The Parasha

The characteristics that constitute a book

Shabbat Shalom to all our readers.

King Solomon said: “Of the making of many books there is no end” (Kohelet 12:12).

These days the traditional print book is constantly challenged by electronic alternatives, but nonetheless there is an amazing output of the types of books we are used to.

It is still uncertain, though, as to what makes a book different from a tract, a leaflet, a pamphlet.

The ancient rabbis defined a book in the light of a strange feature of this week’s Torah reading.

There is a little section comprising two verses made up of 85 letters and enclosed between the ancient equivalent of brackets. The verses are Num. 10:35-36.

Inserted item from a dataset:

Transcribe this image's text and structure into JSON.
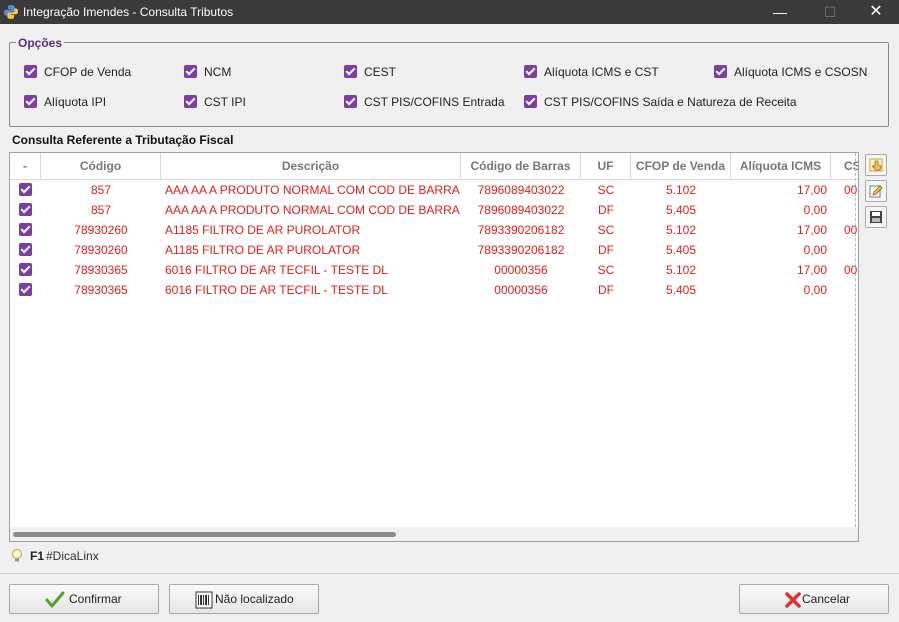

The sages (Shabbat 116a) said that this section, and any piece of writing with 85 letters, is to be seen as a book to the extent that if, God forbid, there is a fire on Shabbat, a “book” of 85 letters can be saved from destruction even where so doing may contradict certain otherwise applicable halachic principles.

In gematria, the letters of 85 – “peh” and “heh” – make up the word “peh”, a mouth.

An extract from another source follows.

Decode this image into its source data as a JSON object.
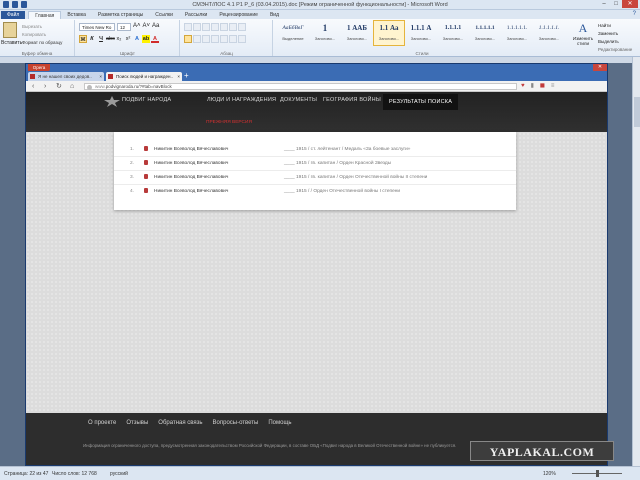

A book has a mouth; it has something to say; it is a self-contained utterance.

Obviously, books differ in length and there are short books and long books.

The distinction between a booklet and a book may be a modern problem which our ancient forebears would hardly have understood; for them a piece of writing was a book, period.

Now if we look at the content of this 85-letter section in the parasha, there is something about its substance which explains why it is a “book”.

Point 1: it has a beginning.

Point 2: it is a self-contained connected story.

Point 3: it has an ending.

Point 4: it has a lesson to teach – there is a God, and whatever happens in history is directed by Him.

Would that all writers of books understood these principles.